Une démarche en trois étapes permettant de réaliser une évaluation qualitative et participative. Il s’agit d’une approche en accès libre permettant d’évaluer qualitativement les effets des innovations sur la durabilité. La démarche est basée sur une approche multi-acteurs et s’intéresse aux chemins d’impact, c’est-à-dire, aux processus plutôt qu’aux résultats du changement.

La méthode SYALINNOV :

Cette méthode accompagne les porteurs de projets alimentaires à évaluer les contributions de leurs actions à la durabilité du système alimentaire territorial. Elle se veut systémique, adaptable à différentes échelles, mais également opérationnelle, réflexible, et qualitative. Elle s’opère en six étapes dans une démarche d’évaluation continue.

 

La méthode CGDD/CEREMA - Auto-évaluation environnementale des PAT :

Cette méthode a pour vocation d’aider à la formulation de questions évaluatives et d’un référentiel afin de prendre en compte les enjeux environnementaux dans les objectifs et les actions d’un PAT. Elle s’opère en quatre étapes et concerne tous les leviers du système alimentaire. Enfin, cette méthode peut s’utiliser pour un PAT en construction ou existant.

La méthodologie Approche Orientée Changement :

Cette méthode s’utilise à toutes les étapes d’un projet : concertation, co-construction, planification et déploiement des actions. Elle se focalise sur la définition des changements souhaités grâce à l’établissement d’une vision commune. Il s’agit d’une évaluation en continue.

 

Le projet de recherche ORSAT :

Ce projet a pour objectif d’assurer la résilience des systèmes alimentaires territoriaux et pour se faire, aborde les questions de menaces, vulnérabilités et défaillances. L’objectif final est d’aboutir à un plan d’actions sur les différents maillons du système alimentaire à différentes échelles.

 

Clôture

Les organisateurs remercient tous les participants et intervenants pour leur implication dans la journée.

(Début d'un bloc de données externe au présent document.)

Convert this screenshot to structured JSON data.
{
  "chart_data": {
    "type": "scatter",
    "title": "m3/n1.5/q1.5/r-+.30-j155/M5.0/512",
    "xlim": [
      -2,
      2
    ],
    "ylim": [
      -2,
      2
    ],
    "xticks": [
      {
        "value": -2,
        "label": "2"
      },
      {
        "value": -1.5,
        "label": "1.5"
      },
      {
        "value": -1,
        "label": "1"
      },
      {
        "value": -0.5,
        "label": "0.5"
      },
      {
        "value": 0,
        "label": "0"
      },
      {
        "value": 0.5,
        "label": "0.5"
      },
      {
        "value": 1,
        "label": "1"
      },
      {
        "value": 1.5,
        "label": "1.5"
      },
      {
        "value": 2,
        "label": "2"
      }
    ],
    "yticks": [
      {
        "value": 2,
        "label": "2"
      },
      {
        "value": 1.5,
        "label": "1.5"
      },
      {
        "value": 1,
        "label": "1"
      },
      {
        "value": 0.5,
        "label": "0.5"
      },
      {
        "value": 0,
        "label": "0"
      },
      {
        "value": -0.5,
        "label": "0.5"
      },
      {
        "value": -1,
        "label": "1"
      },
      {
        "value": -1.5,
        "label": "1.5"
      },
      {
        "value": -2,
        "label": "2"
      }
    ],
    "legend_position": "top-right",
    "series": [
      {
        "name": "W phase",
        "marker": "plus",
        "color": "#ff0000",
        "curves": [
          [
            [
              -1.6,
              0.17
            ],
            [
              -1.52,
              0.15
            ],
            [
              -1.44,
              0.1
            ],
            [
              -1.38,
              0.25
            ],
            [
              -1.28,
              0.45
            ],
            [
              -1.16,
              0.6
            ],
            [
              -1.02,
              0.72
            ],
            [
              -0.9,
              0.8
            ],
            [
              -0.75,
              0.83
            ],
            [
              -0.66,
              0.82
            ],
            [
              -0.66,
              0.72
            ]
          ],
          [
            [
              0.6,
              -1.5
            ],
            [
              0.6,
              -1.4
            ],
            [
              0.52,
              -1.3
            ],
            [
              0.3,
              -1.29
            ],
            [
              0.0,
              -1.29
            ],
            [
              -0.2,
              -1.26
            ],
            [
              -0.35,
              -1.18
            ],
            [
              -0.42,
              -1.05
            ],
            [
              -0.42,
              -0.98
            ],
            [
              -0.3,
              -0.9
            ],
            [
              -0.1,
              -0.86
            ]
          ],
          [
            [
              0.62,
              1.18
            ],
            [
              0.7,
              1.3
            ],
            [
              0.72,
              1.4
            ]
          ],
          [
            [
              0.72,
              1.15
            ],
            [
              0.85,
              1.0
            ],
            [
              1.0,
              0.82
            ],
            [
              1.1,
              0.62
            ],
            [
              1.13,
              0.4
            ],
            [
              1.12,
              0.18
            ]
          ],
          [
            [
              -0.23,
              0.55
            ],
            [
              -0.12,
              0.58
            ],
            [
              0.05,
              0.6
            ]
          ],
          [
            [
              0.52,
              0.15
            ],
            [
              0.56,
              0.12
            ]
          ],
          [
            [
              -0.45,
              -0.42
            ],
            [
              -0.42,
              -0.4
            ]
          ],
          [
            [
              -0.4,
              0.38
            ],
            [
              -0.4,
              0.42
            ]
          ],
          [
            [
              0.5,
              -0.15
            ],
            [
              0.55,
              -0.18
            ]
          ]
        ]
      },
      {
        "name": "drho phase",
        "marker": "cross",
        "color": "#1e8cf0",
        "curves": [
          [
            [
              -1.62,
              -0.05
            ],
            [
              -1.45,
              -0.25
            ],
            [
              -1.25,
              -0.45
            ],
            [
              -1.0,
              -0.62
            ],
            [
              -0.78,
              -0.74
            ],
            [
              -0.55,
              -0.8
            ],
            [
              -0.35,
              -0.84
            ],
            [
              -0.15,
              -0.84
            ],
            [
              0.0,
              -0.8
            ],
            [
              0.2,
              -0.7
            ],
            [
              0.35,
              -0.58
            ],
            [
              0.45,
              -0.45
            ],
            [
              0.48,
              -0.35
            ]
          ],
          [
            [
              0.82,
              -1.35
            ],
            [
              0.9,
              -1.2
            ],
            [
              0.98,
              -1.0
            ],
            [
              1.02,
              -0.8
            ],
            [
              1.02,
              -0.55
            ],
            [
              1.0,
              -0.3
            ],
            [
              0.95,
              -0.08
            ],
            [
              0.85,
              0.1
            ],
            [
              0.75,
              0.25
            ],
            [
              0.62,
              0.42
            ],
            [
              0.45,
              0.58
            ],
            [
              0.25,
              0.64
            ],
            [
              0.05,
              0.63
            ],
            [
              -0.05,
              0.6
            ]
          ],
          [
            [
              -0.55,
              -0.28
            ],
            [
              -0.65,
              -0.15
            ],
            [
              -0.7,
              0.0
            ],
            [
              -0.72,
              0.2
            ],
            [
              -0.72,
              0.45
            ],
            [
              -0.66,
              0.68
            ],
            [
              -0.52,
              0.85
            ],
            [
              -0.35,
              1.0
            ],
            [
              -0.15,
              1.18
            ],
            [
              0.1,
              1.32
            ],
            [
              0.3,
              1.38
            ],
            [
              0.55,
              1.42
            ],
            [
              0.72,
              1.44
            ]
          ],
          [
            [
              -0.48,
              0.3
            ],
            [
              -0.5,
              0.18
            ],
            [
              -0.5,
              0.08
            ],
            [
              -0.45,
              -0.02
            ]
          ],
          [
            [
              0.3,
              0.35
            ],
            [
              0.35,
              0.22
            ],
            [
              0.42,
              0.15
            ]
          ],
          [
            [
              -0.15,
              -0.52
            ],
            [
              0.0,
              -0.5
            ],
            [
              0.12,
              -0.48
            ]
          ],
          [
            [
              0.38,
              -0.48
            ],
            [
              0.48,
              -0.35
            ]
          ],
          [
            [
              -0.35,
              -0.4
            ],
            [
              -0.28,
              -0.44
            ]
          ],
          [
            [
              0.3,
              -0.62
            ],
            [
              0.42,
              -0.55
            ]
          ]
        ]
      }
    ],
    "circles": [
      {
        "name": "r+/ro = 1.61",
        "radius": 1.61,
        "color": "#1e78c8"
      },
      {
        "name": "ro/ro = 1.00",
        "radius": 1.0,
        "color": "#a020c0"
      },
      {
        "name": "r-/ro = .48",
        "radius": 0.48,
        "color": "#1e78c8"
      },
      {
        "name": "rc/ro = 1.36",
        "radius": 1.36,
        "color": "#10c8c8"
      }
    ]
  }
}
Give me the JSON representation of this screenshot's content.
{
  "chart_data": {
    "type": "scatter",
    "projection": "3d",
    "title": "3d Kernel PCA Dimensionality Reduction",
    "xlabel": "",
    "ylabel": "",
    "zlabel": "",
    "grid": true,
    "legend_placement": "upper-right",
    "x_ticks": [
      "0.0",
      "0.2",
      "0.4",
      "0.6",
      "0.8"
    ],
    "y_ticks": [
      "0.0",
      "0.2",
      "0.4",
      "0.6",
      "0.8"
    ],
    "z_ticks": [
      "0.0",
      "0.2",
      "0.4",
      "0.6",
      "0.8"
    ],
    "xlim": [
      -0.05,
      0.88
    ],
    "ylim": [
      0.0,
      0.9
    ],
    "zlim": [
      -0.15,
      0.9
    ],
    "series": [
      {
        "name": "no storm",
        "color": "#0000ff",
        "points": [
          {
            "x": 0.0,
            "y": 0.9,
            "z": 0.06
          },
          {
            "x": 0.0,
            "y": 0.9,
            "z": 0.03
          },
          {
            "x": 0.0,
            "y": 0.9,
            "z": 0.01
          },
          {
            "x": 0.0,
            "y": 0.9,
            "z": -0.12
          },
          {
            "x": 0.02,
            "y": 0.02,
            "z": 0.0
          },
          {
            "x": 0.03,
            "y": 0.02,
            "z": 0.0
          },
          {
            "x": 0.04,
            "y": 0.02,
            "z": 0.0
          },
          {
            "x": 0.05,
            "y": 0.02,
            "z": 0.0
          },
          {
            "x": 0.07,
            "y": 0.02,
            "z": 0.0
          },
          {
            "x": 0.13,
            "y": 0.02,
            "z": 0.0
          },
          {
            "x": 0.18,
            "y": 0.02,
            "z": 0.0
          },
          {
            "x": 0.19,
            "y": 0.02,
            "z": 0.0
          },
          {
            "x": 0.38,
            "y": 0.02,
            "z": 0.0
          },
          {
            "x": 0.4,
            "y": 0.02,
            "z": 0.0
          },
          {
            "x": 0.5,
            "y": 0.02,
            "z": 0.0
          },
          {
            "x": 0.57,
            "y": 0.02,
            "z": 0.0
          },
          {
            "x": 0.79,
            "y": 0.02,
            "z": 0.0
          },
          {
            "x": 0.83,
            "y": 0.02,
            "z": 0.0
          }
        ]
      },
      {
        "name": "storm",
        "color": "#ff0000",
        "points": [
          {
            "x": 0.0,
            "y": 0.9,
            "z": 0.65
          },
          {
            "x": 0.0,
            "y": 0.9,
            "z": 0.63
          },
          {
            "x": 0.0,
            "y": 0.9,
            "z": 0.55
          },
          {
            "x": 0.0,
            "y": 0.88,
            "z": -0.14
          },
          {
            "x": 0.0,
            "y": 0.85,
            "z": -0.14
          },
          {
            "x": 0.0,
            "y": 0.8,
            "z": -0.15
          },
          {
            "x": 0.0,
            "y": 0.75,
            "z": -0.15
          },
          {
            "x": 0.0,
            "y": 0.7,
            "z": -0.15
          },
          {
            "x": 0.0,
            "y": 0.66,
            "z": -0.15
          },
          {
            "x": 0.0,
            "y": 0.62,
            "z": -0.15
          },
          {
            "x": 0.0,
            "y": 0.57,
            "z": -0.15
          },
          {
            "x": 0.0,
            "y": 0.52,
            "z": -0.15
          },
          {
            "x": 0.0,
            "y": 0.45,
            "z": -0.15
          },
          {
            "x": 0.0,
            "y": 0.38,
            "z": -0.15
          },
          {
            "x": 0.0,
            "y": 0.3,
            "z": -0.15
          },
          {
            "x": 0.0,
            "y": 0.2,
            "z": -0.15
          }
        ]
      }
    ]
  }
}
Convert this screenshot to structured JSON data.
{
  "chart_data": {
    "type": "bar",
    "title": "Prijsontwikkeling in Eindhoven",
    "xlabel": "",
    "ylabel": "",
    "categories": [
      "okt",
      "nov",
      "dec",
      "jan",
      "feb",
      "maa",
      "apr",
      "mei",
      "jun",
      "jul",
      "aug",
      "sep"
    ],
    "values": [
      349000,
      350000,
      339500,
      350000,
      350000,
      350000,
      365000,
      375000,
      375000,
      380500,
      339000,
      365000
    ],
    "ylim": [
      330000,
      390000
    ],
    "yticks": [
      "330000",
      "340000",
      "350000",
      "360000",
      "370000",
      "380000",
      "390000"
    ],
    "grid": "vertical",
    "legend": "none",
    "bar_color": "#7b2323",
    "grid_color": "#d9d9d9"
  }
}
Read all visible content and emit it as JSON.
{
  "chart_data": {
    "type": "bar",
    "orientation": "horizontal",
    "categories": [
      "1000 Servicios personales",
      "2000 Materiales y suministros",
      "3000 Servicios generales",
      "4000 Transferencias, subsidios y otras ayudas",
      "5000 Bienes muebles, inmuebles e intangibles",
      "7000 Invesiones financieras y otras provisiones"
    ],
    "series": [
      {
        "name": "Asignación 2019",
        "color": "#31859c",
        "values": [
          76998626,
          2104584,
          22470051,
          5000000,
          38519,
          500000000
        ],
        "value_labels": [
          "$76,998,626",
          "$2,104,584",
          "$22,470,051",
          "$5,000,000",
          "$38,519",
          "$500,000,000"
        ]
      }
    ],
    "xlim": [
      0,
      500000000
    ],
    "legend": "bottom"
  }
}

« C’était une grande première, qu’un évènement dédié aux PAT réunisse autant de monde. Un public qui est plutôt représentatif des acteurs des PAT : des chargés de missions PAT, parfois accompagnés de leurs élus, des bureaux d’étude, des représentants de l’Etat en région, des chercheurs ou acteur du monde économique. » Louise Macé, Chambre d’agriculture France.